2. Tingkat II : Pecandu (Cravers)
Ini adalah tingkatan lanjutan dari tingkat awal. Saat seseorang Fetishist telah mencapai tahap ini, psikologi orang ini akan membuat dirinya "amat membutuhkan" pasangan dengan fetish tertentu yg didambakannya. Bila hal itu tidak dapat terpenuhi, akan mengganggu hubungan seksual orang ini, misalnya hilang hasrat seksual atau tidak tercapainya organsme / climaks.

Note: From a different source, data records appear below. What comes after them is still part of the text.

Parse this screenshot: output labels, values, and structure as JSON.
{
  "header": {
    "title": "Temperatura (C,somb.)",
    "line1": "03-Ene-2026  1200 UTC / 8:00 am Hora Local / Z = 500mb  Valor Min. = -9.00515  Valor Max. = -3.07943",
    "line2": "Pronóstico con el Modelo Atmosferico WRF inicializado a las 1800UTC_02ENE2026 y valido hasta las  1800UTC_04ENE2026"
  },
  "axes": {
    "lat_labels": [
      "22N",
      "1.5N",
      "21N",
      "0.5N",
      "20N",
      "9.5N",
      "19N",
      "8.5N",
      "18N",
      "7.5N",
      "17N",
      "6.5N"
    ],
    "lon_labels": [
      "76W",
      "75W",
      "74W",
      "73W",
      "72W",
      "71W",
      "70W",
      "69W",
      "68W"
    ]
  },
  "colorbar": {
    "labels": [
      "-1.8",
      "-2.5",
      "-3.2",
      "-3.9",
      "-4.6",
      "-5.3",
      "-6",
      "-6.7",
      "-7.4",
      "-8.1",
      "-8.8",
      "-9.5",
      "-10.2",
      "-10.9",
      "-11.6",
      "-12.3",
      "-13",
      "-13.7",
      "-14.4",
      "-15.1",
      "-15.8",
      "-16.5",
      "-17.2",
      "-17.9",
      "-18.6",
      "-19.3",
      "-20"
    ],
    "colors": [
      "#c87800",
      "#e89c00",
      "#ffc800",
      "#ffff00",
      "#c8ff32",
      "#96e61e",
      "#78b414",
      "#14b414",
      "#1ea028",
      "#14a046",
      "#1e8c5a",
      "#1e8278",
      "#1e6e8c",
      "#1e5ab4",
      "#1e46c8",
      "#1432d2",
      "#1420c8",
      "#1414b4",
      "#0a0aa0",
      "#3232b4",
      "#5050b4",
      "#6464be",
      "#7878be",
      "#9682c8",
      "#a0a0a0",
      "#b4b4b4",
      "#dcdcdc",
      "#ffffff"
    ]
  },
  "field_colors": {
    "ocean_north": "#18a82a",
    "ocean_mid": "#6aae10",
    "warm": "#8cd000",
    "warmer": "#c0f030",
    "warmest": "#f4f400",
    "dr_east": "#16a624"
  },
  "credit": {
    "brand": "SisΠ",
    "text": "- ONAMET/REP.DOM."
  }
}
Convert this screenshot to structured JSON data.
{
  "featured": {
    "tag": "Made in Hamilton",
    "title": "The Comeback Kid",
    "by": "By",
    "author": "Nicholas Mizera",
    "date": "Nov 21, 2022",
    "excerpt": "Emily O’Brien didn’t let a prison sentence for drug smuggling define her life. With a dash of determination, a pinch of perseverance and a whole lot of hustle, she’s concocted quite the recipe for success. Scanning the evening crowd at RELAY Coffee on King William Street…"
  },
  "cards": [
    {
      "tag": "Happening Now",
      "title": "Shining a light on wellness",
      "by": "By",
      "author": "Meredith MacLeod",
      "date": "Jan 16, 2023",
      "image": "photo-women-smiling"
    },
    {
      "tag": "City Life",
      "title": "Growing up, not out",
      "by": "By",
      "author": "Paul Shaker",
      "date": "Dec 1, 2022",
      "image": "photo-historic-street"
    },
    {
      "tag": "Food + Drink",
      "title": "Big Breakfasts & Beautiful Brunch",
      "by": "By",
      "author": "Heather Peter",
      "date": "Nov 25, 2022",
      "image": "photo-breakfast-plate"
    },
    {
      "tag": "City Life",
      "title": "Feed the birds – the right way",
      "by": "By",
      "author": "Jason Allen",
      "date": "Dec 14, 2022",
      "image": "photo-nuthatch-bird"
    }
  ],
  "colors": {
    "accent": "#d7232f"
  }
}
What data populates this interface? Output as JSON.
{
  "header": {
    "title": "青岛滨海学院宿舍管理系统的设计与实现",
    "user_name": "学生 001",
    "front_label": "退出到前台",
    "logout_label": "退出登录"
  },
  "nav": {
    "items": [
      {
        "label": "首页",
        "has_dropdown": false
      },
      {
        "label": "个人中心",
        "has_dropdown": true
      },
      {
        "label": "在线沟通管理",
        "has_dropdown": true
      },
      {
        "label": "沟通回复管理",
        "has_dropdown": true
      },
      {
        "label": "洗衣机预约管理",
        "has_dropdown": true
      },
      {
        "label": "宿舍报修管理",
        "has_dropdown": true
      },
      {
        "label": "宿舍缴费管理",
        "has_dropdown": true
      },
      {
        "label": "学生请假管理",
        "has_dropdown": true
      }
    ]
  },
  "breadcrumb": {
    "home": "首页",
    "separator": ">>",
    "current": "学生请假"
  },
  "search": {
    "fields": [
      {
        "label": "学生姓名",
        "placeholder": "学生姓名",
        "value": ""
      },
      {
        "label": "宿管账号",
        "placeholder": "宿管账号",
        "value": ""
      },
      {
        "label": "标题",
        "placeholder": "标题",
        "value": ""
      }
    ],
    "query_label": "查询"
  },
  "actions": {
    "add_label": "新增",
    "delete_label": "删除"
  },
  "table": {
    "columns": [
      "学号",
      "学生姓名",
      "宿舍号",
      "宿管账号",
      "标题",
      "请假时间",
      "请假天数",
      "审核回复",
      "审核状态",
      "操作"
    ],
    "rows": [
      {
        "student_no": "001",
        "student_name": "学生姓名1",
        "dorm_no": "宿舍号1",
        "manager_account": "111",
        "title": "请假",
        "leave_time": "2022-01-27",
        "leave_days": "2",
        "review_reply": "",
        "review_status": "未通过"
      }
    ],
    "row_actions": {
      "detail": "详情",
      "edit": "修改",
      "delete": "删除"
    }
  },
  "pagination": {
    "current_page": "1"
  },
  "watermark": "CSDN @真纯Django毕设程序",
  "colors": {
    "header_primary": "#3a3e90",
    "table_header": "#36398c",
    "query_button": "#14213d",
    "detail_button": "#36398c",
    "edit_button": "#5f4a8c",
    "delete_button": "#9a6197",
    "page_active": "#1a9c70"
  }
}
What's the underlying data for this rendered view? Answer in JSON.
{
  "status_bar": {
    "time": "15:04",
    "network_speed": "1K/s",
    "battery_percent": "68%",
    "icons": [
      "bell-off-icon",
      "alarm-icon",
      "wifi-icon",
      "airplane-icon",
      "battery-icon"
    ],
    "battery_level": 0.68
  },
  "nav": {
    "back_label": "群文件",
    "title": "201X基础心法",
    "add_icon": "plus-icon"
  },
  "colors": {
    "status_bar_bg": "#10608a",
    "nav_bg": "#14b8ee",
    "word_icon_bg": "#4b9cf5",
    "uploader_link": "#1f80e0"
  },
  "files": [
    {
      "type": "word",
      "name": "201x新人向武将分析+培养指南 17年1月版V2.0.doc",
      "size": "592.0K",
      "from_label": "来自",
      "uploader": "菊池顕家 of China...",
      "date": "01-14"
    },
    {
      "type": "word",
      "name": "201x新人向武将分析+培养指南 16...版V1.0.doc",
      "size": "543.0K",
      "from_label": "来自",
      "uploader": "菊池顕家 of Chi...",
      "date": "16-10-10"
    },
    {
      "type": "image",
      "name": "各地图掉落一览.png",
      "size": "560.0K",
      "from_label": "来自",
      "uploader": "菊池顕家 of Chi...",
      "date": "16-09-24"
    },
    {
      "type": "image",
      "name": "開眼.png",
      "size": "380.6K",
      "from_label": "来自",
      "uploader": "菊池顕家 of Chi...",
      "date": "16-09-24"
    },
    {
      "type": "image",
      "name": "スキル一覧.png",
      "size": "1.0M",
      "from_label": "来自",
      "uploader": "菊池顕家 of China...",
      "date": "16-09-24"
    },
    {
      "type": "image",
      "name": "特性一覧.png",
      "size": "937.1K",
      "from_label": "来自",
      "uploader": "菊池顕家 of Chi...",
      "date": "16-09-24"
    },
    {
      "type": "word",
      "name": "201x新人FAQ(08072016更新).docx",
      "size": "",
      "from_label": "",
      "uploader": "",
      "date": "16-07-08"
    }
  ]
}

3. Tingkat III : Fetishist Tingkat Menengah
Ini termasuk tingkat yg berbahaya, Fetishist akan melakukan apapun demi mendapakan fetish yg dia inginkan dengan menculik, menyiksa, atau hal2 sadis lainnya. Hasrat seksual Fetishist ini hanya akan terlampiaskan dengan seseorang yg memiliki bagian yg dia inginkan TIDAK PEDULI ITU LAWAN JENIS ATAUPUN SEJENIS

4. Tingkat IV : Fetishist Tingkat Tinggi
Lebih sadis dari tingkat III, pada tingkat ini seseorang TIDAK AKAN PEDULI DENGAN HAL LAIN DILUAR FETISH-Nya. Misal Fetish seseorang adalah stocking wanita, maka dia tidak membutuhkan wanita itu, hanya stockingnya saja . Dan yg lebih parah adalah bila Fetish seseorang adalah bagian tubuh, dia hanya membutuhkan bagian tubuh orang itu saja dan tidak peduli dengan orang yg memiliki bagian tubuh itu sendiri, OMG parah dah .

5. Tingkat V : Fetishistic Murderers
Singkat kata, yang ini mah udah parah banget. Rela membunuh, memutilasi, demi mendapatkan fetish yang dia inginkan.